Our aim was to determine how often infants from the Feeding Infants and Toddlers Study (FITS) 2016 used pouches and if those who used pouches were as likely to also consume other forms of fruits and vegetables as those who did not.


FITS is the largest nationally representative cross-sectional dietary survey of children aged 0-47.9 months in the U.S.

For this analysis, a questionnaire and 24-hour dietary recall were used to assess pouch use and fruit and vegetable intake among children aged 6-11.9 months (n=989). A “pouch user” was defined as a child receiving a pouch ≥ 1 time/week reported on the questionnaire. All others were categorized as “non-users.”

Fruits and vegetables were categorized as “baby food” if it was a commercial or homemade pureed fruit or vegetable or “non-baby food” if it was any other form of fruit or vegetable.

Descriptive statistics were tabulated for frequency of pouch use and percent of pouch users and non-users who consumed baby food and non-baby food fruits and vegetables.


Per the questionnaire, 32% of 6-11.9 month olds were pouch users (n=314) and 68% were non-users (n=675).

5% received food from a pouch daily (n=51), and 4% received food from a pouch more than once per day (n=40).
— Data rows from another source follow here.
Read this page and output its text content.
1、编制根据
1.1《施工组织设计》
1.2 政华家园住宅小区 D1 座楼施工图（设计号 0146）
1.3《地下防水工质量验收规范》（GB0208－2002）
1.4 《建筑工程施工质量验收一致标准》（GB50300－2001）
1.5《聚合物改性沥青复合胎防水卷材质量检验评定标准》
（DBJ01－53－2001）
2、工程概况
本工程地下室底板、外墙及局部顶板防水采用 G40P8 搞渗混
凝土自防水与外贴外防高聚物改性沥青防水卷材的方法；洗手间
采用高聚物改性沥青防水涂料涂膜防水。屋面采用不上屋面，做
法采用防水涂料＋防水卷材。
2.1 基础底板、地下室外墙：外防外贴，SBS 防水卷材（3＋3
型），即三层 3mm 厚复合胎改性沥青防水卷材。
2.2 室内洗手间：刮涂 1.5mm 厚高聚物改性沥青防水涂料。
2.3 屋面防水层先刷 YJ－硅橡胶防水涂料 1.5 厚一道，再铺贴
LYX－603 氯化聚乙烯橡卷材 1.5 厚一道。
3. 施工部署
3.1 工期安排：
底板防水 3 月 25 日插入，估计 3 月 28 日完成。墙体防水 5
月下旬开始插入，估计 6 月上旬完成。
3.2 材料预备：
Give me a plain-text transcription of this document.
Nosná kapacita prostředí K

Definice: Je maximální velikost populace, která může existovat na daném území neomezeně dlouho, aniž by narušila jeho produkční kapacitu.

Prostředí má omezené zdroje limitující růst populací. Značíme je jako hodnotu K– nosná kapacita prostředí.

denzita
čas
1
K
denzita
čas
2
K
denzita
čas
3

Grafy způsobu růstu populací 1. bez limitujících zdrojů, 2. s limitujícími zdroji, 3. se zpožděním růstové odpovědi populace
Per the 24 hour recall, the percentages of pouch users and non-users who consumed baby food fruits (54.3% vs. 50.4%) and vegetables (45% vs. 43.3%) in any packaging were similar.

More pouch users consumed non-baby food fruits and vegetables compared to non-users (54.3% vs. 36.5% and 49.2% vs. 37.4%, respectively).

Frequency of Pouch Consumption Among 6-11.9 Month Olds

frequency of pouch consumption among 6-11.9 month olds

Percentage of 6-11.9 Month Old Pouch Users and Non Users Consuming Fruits and Vegetables

percentage of 6-11.9 month old pouch users and non users consuming fruits and vegetables


Roughly a third of infants are pouch users, but daily use is uncommon.

Pouch users consume fruits and vegetables at least as often as non-users, so pouch use does not appear to limit exposure to other forms of produce.

Because infants who are exposed to baby food pouches are also exposed to other forms of fruits and vegetables, the impact of food pouches on oral motor development in infants is likely to be minimal.